When you walk through the Wellcome Collection’s doors (and get past the monster queue), you are greeted with High Society’s defiant introductory message, that “altered consciousness is a universal human impulse”. This sets the tone for the rest of the collection: an objective examination of society’s relationship to drugs throughout history. The fantastic free exhibition is in its final weeks, and whether you’re a junkie or teetotaller, it is well worth checking out.
The exhibition is a dynamic little space, packed with drug-inspired artwork, scientific studies and artefacts. A fascinating piece is Dream Machine, an installation that involves walking into a small, darkened room where you are mesmerised by a spinning pink and orange lantern. The work aims to produce a drugless high and it makes your pupils swell and dilate in rapid succession, a sensation similar to the first inklings of getting high.
Other works of note are Keith Coventry’s series of bronze crack-pipes which make something beautiful out of something so vile, a series of intricate paintings that French artist Henri Mischaux created while tripping balls on mescaline, and Phonokinetscope, an utterly boring video of a man bicycling around Berlin while on acid – proving that watching someone hallucinate is no fun, in case you were wondering.
The most fascinating thing I found about High Society for me was learning how radically society’s attitude to drugs has shifted in the past hundred years. In the 19th Century, respected scientists combined scientific exploration with pleasure as they experimented with new recreational drugs. In a video on display, an uptight scientist feeds his equally prim friend mescaline who describes seeing bright colours and no longer being able to concentrate ‘quite so well’. One particularly hilarious artwork is a colourful, etched print depicting high-class lords and ladies can-canning and joyously bounding around a living room, high on laughing gas – which had become a craze in social gatherings.

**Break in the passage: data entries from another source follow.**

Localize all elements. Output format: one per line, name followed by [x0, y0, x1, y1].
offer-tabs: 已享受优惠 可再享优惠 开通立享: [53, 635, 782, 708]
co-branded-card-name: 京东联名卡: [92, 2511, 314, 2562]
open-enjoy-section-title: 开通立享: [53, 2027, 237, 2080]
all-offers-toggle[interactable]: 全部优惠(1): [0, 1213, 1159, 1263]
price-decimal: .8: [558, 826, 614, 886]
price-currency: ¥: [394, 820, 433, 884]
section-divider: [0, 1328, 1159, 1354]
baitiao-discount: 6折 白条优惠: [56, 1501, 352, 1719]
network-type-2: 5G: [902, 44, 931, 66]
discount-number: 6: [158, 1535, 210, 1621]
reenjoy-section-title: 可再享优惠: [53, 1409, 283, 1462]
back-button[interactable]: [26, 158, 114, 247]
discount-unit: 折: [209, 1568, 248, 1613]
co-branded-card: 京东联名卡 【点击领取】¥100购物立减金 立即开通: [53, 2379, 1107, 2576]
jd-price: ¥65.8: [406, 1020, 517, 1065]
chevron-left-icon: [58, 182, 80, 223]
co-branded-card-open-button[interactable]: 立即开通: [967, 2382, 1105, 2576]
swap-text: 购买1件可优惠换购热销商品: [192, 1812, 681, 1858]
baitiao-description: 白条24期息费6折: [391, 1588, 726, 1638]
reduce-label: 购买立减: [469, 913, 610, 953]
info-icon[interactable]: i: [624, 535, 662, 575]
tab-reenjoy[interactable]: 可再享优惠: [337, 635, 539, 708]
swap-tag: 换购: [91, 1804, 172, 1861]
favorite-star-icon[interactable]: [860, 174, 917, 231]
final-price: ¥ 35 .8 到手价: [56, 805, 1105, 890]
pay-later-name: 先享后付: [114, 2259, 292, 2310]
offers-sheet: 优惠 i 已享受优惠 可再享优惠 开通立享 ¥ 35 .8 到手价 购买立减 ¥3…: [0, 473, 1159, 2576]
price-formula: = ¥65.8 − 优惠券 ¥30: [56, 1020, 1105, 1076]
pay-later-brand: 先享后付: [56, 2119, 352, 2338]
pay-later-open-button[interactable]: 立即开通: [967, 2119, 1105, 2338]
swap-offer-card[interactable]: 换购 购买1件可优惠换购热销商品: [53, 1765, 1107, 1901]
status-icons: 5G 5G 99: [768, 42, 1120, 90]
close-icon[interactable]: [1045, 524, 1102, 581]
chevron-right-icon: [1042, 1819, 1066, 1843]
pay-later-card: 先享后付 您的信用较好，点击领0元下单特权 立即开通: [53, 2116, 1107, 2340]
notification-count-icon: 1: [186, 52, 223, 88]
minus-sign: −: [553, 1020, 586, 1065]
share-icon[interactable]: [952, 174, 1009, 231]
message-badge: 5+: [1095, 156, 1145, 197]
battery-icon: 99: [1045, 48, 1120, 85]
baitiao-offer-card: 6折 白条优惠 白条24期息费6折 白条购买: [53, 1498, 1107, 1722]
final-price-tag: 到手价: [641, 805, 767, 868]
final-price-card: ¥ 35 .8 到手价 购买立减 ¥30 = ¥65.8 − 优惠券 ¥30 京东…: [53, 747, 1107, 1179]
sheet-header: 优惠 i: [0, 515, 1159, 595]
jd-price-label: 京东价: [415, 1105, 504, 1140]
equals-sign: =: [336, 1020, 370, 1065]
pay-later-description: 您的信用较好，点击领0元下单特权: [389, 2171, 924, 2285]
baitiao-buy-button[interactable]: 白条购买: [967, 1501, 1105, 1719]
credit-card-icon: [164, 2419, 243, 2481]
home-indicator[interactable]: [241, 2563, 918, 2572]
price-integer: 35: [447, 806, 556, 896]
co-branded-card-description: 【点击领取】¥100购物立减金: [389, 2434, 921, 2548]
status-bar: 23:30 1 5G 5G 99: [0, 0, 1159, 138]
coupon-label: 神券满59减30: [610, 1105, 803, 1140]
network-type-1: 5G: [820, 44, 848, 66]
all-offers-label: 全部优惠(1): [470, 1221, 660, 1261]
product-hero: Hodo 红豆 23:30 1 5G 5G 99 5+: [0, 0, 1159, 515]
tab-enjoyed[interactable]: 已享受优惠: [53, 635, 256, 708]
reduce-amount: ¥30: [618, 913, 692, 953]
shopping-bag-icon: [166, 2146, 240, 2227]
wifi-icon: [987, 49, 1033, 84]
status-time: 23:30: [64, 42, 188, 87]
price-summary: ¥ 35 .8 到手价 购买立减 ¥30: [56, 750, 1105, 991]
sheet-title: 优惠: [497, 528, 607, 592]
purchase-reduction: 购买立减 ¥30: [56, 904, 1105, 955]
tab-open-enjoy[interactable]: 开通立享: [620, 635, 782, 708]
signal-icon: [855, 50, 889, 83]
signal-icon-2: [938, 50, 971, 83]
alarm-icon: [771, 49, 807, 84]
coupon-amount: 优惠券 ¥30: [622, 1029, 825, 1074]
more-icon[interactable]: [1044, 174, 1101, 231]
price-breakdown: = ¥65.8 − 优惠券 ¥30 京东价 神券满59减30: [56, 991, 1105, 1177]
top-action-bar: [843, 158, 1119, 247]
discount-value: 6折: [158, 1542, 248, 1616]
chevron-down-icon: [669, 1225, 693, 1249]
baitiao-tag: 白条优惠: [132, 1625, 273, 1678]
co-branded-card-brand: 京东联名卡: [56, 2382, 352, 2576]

A cabinet full of illicit drug-based medical products are also on display, including cocaine eye-drops and an opium ‘carmitive’ prescribed to babies with disorders like wind, stomach ache and acidity. It’s amazing that drugs went from being prescribed to babies at the turn-of-the-century to being demonised just decades later. Despite anti-drug and alcohol movements from the First World War onwards (a temperance poster at the exhibit reads, ‘Men begin with wine, soon the palate is palled and he asks for something stronger’), I was shocked to discover that it wasn’t until 1961 that narcotics were internationally criminalised.
High Society examines the meteoric shift in what we consider a ‘bad’ drug, and shows that this categorisation is all dependent on your time and place in history. Getting high has, and always will be, a fixture of civilised society. It seems all that changes is the drug of preference.
High Society is at the Wellcome Collection, NW1 2BE until 27 February.